To minimise the impact as administrator you can specify and limit the number and range of ports used by the IIS FTP Service. The following command will assign ports 5500 – 5520 for passive FTP use.
cscript adsutil.vbs set /MSFTPSVC/PassivePortRange “5500-5520”
The number of ports you open will depend on how busy your FTP server is and how many simultaneous connections you wish to allow.
The next step is to open those ports on the cisco router and redirect them via NAT to your FTP server. As you may be aware the command to redirect an inbound port to an internal ip address on a cisco router is the “ip nat inside source static” command. Using this method you must enter a ip nat inside… command for every port you want to forward. Now in the example above of 20 ports that’s not so bad but imagine doing that for 1000 ports.

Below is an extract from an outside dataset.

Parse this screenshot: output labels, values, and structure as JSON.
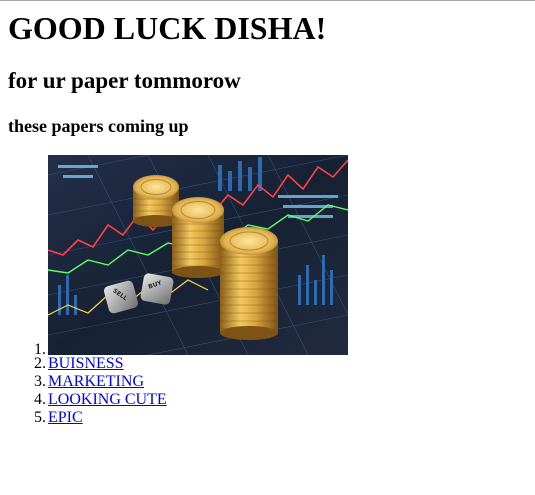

A simple and much better solution is to use an ip nat pool. Let’s say our internal FTP server has an ip address of 192.168.1.10 and our external ip address is 203.1.2.3 . The first step is to issue the following command:
ip nat pool ftp 192.168.1.10 192.168.1.10 netmask 255.255.255.0 type rotary
That setup a nat pool called ftp with just our server in it. Next we need to create an access which permits inbound connections on the port range required.
access-list 100 permit tcp any host 203.1.2.3 range 5500 5520
The final step is to forward the access list hits to our ftp pool with this command
ip nat inside destination list 100 pool ftp
Using this method we can forward any range of ports on a Cisco router to a single server with just 3 commands.